The killing of ideological opponents, as well as those who openly try to resist the Kremlin’s information aggression, is a common practice in Russia, says Valentyna Bykova of the International Center for Countering Russian Propaganda and an expert on information resistance. Exclusively for Promote Ukraine, she analyzed the attempts of Russian special services in Europe.
“Unfortunately, recently the Russian secret services, under the guise of diplomatic missions and “Rossotrudnichestvo” feel free in most European countries. The FSB’s plans to poison three high-ranking Czech officials are another example of this,” said the expert.
Valentyna Bykova believes that the victims were chosen not by chance. “The head of the Prague-6 district Ondrej Kolarzh “is guilty before” the Kremlin for dismantling and moving the monument to Soviet Marshal Konev, the leader of the municipality of Rzheporie Pavel Novotny – for approving the construction of a monument to RVA soldiers, and the mayor of Prague Zdenek Hryb “offended” Russia renaming the square where the Russian embassy is located, in honor of Borys Nemtsov, – says the representative of the information resistance. – That is, all Prague officials had the courage to oppose the ideological machine of the Russian Federation and, so to speak, gave a strong “slap” to the Kremlin. Of course, from the point of view of the Russian secret services, this should not go unanswered”.
Valentyna Bykova explains: it is no coincidence that the deadly poison was brought to the Czech Republic by Russian diplomat Andrii Konchakov, who is also acting head of the representative office of “Rossotrudnichestvo” in the Czech Republic. After all, this organization is the “roof” for the work of special services of the Russian Federation abroad. The so-called “Russian Centers of Science and Culture”, which operate in 62 countries around the world, are in fact branches of Russian intelligence. Not for nothing in March 2018, after the poisoning of Sergii Skrypal and his daughter Julia, the USA expelled Russian diplomats, including the head of the Russian Center for Science and Culture (RCNC), which is part of the “Rossotrudnichestvo”.
The “settling of scores” with the Prague authorities, who defended the Czech Republic’s right to its own history, and not the one imposed on Russia, is far from the Kremlin’s first attempt on those who try to resist the Russian propaganda machine. For example, in Latvia, in 2012, an attempt kill was made on journalist Leonidas Jakobson and his son. A media spokesman harshly criticized Moscow and local pro-Kremlin politicians. In particular, the journalist published a conversation between Riga Mayor Nils Ushakov and Russian Embassy Counselor Alexander Khapilov, who was suspected of involvement in Russian military intelligence. As a result, Jacobson and his son were brutally beaten and his face was mutilated with a knife.

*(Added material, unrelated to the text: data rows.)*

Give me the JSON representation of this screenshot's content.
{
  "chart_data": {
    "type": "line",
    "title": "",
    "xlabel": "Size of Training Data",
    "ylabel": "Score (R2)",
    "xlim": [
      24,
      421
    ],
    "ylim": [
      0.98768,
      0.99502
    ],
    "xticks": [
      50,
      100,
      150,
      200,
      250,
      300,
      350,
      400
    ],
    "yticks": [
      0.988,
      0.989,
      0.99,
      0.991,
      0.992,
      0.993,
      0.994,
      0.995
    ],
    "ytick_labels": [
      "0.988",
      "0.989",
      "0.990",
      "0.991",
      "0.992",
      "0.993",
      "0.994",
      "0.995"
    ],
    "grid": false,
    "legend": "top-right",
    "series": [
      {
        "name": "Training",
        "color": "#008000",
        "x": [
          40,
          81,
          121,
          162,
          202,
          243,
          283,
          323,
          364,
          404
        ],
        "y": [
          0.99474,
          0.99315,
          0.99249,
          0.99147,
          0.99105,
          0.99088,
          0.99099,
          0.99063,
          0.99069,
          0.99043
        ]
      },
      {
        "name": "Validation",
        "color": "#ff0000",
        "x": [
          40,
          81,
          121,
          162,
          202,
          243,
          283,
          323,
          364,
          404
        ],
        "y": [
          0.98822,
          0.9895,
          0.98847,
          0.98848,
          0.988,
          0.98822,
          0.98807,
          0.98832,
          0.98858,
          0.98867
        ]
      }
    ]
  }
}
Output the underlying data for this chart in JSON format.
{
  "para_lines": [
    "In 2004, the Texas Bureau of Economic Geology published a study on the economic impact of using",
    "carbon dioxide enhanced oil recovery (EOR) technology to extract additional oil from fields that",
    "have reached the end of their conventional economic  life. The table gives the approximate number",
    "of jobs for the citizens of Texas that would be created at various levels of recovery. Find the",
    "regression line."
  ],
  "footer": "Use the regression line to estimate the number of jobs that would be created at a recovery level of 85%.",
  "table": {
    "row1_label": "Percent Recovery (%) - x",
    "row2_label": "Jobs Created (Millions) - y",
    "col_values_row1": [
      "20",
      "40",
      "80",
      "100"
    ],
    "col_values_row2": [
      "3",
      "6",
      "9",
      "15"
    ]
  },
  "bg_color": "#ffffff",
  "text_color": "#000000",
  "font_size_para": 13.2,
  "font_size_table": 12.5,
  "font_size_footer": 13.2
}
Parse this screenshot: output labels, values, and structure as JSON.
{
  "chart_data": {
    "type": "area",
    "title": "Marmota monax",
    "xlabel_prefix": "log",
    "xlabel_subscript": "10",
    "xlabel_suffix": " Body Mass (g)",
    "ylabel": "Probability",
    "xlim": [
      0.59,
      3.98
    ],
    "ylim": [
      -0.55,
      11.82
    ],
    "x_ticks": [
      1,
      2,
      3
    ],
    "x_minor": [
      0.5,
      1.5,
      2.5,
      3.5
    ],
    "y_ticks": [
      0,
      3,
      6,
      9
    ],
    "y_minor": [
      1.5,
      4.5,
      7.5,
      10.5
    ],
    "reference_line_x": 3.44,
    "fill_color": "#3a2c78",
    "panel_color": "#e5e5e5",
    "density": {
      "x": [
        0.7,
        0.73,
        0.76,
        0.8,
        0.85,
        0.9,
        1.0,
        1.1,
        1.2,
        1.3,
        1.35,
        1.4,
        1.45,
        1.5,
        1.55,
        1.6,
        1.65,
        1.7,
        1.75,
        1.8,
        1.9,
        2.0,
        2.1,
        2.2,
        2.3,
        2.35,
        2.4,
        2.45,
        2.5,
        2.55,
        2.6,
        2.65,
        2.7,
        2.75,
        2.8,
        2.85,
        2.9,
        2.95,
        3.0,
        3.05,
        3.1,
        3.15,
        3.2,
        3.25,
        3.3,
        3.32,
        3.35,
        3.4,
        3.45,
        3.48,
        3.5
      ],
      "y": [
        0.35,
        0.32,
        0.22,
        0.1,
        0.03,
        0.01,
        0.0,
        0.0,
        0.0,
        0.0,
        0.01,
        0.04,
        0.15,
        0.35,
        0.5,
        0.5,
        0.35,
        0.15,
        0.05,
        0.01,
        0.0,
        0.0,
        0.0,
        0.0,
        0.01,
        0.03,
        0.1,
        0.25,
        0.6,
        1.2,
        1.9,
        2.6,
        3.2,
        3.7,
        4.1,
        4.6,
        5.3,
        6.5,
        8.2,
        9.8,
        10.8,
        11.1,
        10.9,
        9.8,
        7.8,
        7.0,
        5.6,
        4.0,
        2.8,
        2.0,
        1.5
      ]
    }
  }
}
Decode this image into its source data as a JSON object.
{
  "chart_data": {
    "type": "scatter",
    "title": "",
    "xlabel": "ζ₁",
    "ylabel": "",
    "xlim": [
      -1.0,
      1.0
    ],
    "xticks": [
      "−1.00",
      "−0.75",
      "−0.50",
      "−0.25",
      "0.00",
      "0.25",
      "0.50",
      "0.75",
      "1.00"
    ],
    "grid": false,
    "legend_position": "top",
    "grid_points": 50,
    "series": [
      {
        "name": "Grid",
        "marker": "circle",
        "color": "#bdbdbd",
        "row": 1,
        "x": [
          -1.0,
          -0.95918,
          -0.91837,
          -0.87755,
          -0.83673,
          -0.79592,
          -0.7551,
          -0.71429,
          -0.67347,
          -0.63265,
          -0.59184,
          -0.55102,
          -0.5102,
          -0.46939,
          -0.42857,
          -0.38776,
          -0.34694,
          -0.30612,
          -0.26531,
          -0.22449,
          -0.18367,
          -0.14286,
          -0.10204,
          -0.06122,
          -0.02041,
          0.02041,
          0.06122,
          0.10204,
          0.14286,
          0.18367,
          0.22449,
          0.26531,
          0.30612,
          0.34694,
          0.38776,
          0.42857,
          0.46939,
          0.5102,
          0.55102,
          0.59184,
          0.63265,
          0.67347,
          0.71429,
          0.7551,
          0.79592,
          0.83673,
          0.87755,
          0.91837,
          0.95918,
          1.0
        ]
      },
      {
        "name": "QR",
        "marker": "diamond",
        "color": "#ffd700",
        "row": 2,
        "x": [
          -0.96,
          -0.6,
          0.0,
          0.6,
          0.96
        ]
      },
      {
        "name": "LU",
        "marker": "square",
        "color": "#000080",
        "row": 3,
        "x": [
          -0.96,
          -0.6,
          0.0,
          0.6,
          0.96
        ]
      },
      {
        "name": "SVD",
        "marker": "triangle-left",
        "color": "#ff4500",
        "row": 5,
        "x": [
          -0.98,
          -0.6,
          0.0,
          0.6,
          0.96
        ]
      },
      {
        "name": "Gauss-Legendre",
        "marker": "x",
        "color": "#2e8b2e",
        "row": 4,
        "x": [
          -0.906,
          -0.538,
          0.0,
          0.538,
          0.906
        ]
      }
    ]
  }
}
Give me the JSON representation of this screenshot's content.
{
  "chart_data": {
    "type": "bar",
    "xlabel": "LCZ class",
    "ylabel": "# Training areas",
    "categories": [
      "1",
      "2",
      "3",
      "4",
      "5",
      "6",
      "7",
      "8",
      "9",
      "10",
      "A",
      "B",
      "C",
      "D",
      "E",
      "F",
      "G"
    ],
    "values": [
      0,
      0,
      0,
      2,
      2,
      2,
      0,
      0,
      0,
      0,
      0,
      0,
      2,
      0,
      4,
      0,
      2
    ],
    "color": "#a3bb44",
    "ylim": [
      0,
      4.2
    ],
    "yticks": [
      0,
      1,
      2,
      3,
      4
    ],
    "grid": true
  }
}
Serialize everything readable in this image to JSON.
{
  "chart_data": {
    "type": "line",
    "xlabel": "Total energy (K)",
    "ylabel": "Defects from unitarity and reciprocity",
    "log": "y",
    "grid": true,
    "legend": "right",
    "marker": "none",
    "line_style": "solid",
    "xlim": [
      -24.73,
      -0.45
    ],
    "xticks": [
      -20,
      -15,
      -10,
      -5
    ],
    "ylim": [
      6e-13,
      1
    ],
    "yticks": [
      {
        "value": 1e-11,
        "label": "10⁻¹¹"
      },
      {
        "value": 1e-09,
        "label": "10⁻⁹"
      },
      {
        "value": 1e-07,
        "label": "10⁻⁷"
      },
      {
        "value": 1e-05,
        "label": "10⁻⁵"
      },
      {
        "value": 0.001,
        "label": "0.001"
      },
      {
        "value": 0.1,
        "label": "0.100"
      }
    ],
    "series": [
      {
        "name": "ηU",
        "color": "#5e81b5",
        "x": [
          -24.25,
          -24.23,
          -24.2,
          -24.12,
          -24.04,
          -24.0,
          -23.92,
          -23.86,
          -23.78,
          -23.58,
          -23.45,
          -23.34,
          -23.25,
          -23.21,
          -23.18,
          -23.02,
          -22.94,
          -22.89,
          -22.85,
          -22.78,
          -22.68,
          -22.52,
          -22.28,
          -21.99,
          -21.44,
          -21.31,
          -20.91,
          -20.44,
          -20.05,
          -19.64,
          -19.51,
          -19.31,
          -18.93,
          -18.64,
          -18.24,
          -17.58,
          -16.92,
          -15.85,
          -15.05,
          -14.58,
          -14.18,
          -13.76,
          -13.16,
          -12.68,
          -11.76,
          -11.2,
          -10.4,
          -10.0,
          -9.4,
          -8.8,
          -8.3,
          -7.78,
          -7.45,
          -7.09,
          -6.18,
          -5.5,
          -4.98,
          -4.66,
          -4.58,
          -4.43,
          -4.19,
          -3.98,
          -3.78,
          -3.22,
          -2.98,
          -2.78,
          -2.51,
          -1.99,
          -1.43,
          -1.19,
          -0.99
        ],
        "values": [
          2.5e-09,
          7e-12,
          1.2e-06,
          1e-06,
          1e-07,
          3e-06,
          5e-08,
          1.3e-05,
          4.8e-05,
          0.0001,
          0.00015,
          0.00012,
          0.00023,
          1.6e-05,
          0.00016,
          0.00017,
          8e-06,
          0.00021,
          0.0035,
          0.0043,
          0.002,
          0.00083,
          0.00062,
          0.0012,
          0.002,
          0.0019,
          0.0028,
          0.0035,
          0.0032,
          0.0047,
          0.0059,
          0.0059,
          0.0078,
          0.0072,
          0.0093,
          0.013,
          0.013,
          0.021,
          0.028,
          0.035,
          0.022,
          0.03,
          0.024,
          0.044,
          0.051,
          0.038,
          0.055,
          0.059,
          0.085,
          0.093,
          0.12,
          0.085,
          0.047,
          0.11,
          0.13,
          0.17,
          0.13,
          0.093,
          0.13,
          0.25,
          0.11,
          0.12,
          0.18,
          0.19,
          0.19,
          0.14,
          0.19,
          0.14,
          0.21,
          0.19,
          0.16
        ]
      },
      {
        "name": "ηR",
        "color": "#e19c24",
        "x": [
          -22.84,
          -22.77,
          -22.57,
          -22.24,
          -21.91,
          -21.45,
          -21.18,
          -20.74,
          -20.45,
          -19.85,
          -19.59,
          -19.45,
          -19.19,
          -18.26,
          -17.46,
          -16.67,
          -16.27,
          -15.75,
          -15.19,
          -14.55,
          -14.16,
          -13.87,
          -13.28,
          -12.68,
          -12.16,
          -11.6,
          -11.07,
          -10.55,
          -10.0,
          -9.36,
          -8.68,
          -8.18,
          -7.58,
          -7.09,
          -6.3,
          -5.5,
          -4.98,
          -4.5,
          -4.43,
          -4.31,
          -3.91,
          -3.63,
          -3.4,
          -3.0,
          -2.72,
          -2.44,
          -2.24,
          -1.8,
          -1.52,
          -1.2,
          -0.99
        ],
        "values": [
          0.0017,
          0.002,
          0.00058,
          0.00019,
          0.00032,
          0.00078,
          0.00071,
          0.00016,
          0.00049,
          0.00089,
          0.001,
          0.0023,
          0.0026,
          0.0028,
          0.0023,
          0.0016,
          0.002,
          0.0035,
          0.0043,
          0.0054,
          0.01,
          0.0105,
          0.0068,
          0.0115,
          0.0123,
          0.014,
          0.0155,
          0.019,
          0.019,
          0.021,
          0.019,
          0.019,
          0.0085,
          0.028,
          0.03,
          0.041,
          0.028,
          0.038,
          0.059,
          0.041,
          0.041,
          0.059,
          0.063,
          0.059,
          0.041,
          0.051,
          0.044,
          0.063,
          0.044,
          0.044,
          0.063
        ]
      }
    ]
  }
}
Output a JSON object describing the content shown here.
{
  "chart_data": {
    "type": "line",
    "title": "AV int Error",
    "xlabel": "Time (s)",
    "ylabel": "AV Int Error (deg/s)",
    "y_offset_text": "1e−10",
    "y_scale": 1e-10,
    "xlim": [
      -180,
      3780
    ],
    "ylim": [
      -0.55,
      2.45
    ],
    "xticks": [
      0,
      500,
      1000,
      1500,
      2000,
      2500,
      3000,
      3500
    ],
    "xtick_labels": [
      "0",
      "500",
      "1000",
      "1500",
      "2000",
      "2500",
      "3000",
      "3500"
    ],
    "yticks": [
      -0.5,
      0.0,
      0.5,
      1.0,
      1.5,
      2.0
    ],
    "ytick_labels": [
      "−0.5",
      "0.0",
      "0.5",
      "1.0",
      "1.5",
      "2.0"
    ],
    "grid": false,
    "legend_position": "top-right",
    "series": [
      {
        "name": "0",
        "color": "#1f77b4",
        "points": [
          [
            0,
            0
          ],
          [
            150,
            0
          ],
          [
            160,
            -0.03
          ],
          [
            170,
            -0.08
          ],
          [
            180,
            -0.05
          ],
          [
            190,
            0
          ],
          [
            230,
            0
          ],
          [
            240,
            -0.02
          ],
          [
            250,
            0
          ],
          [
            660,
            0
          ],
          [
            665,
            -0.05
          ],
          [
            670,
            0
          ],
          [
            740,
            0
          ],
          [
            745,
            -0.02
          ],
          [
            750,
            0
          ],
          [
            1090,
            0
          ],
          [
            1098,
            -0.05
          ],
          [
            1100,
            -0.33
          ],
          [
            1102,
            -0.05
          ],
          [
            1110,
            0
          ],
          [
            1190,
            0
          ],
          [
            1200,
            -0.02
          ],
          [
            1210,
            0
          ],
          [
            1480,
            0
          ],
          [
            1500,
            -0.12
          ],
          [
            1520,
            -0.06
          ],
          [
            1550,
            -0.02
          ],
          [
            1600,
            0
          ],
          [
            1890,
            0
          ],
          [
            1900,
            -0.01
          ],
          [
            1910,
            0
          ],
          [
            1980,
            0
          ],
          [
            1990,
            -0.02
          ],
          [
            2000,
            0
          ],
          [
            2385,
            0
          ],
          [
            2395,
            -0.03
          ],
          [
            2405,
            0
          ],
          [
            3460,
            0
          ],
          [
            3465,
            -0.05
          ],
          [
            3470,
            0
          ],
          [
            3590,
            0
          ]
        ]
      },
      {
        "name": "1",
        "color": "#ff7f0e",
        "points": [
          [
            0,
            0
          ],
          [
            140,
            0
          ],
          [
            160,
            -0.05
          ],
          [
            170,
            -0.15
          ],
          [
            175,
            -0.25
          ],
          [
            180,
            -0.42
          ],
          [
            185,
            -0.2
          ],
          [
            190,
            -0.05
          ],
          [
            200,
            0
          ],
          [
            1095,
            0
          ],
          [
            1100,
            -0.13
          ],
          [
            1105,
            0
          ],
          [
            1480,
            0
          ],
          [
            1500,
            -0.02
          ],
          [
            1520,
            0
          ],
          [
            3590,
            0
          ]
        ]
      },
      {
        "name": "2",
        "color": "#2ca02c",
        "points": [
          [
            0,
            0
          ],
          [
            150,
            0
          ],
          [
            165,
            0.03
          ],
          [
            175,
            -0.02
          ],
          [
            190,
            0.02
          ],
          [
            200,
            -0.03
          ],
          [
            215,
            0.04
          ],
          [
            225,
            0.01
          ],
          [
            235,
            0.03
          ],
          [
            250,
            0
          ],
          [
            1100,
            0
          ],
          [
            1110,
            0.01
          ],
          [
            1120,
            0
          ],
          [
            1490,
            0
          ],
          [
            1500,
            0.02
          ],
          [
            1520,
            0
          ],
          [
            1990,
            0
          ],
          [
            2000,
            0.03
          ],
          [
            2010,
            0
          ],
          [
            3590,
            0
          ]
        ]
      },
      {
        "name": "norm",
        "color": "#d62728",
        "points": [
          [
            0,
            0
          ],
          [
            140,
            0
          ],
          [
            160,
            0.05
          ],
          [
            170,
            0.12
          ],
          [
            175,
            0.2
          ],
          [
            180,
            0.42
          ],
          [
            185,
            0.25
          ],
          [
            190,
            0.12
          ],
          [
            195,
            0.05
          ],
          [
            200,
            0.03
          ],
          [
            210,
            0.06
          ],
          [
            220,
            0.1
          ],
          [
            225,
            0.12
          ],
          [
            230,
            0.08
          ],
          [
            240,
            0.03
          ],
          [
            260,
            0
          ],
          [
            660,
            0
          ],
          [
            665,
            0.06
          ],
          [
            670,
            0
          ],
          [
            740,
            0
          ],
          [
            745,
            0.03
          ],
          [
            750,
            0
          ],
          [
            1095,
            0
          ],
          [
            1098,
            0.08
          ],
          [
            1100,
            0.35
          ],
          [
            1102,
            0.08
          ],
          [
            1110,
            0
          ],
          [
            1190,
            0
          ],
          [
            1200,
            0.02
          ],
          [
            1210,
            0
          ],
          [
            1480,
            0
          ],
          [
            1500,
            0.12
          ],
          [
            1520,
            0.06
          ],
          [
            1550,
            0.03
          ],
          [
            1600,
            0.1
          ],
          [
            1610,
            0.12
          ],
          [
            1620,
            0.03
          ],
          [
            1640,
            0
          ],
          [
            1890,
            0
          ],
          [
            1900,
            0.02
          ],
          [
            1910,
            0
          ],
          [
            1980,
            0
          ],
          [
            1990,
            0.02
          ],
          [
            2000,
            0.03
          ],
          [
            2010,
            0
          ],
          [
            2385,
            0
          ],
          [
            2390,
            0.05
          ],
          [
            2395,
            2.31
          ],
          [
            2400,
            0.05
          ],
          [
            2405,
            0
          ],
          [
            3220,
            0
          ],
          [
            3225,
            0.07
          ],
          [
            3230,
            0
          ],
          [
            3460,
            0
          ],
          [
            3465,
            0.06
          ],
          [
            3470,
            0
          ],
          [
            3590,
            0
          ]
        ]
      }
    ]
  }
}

Now the Russian special services have begun to act more aggressively, and are no longer limited to intimidation, but immediately kill. Everyone remembers the attempt of Alexander Petrov and Ruslan Boshirov to poison a former Russian military intelligence officer and now a British citizen Sergei Skripal and his daughter in Salisbury, by GRU officers.
Earlier, in 2006, Oleksandr Lytvynenko, a former KGB and FSB officer, was killed by radioactive polonium-210 in the United Kingdom.
Such aggressive actions by Russia, which are not stopped by the borders of sovereign states, are another proof that for Ukraine, and hence the EU countries, the ideological front of confrontation with Russia is no less important than the “hot” phase of the Russian-Ukrainian war.